When a young person finds their first “joint” or can of beer, they will probably NOT be thinking about this fact: they are actually in control of building their brain, and therefore, their life. When we’re young, we’re new to responsibility of that level, and the future may seem like something which will just one day land in our lap, all wrapped in a bow. Unless- a young person has been talked to, extensively (we learn by repetition, and need even more of that when we are preoccupied) by a caregiver, and/or have really read my book, which goes into all of this, but directed more towards them.
Just because young people can’t touch the future doesn’t mean they can’t see it. I spent my teenage years thinking nothing mattered and that the future would just work itself out. But the future is built everyday by the decisions that people choose to be every single day. People can easily weave themselves into a tangled web of carelessness, which takes a long time to untangle (time which would be better spent doing something else). When people are thoughtless about the actions that they take, that doesn’t mean that they’ll never have to think about them (so no one is really getting away with anything)
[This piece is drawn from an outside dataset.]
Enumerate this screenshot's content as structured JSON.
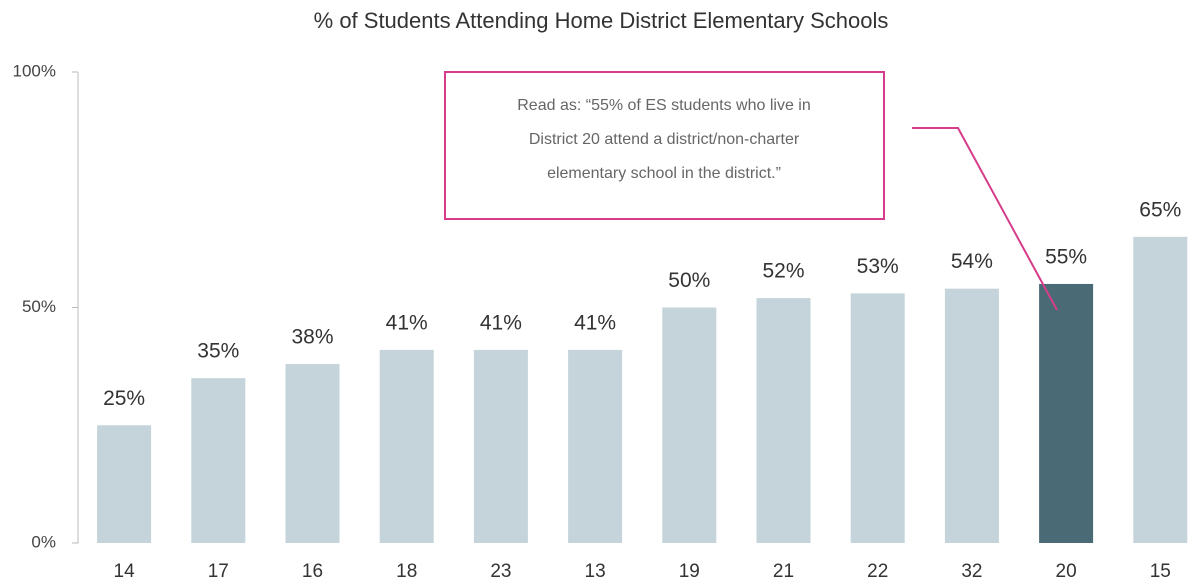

When a young person spends their weeks routinely turning to a drug or alcohol, even if it feels harmless, they are creating neuro-PATHWAYS in their mind. They are building their brain- now. The same brain that decides whether they get to be happy or sad.
The actions that they take, and even the thoughts that they think are building pathways, which get stronger with every single instance.
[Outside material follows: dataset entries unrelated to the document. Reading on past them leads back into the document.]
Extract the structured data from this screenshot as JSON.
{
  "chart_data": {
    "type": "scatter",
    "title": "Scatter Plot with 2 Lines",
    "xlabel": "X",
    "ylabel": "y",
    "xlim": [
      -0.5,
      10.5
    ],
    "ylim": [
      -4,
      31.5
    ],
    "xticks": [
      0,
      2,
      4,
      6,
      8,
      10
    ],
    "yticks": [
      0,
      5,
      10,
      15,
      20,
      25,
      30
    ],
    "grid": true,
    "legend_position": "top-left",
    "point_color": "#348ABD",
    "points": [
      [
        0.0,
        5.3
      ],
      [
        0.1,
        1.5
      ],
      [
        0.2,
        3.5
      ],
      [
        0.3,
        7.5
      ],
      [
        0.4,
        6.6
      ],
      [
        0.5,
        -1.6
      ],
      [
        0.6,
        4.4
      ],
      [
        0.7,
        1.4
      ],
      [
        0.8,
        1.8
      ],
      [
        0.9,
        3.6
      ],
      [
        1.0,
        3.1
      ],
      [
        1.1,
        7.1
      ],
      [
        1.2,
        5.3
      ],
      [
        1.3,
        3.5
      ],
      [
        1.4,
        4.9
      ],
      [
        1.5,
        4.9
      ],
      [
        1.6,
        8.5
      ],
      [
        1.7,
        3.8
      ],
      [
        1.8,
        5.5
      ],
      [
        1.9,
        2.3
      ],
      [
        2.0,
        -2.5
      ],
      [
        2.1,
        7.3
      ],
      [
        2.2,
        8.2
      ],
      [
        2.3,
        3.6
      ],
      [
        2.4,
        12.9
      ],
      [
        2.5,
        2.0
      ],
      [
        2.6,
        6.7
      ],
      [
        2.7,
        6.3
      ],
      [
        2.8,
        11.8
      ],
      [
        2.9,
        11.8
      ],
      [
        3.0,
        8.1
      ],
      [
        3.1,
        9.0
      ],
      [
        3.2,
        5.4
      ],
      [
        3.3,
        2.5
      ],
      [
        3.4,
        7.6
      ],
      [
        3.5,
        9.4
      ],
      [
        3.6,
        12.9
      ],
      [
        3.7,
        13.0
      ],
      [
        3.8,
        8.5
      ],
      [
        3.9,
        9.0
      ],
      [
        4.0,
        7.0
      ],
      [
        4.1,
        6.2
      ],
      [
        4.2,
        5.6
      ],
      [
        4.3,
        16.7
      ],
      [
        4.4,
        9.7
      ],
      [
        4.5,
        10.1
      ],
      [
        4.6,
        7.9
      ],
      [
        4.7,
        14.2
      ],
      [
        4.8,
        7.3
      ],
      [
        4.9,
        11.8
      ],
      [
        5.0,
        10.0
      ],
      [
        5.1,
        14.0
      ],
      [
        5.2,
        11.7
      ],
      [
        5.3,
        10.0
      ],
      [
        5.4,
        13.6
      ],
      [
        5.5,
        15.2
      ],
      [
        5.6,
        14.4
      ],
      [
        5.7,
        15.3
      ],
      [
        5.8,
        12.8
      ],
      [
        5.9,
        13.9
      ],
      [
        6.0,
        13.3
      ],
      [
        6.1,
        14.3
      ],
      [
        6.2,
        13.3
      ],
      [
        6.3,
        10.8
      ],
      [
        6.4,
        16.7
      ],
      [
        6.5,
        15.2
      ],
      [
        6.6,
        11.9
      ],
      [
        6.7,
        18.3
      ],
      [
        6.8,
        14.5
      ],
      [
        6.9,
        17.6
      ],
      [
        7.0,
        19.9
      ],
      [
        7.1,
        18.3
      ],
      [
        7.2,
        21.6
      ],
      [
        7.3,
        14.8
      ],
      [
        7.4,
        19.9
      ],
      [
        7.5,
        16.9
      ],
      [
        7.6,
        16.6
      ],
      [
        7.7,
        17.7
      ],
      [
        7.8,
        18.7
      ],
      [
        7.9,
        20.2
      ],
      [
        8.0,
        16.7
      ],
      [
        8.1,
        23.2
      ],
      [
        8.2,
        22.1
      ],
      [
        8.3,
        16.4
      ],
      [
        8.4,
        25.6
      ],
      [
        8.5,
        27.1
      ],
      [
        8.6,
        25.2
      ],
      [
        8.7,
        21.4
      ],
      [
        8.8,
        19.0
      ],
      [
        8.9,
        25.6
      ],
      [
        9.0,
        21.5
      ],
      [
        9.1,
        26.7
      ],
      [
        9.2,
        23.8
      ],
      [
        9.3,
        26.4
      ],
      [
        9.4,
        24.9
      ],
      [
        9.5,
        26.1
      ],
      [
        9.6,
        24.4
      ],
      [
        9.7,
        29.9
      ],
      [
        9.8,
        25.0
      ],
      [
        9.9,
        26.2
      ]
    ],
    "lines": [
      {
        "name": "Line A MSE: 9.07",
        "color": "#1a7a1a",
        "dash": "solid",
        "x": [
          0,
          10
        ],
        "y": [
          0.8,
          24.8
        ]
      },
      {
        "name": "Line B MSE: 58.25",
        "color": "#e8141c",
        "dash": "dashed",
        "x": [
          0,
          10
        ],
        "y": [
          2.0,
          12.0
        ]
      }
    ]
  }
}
For every cause there is an effect.
And the hobby’s and habits that they let go of? Well, use it or loose it, because the mind not only is building pathways during this time of life, but it is also spending a great deal of time during adolescence destroying the connections which are no longer used. This is to clear out childhood behaviors, but if they neglect other behaviors, those will go out with the pile as well. I’m not saying they wont remember, but those habits will have to be re-formed.
Every adolescent person should understand at least a little bit about their own mind and the power they have over it during this important time of their life. The pathways which are strengthened during this time are much harder to be “swept-away” later, the way that childhood behavior does during this “pruning” stage. And addiction usually takes a lifetime of recovery to overcome.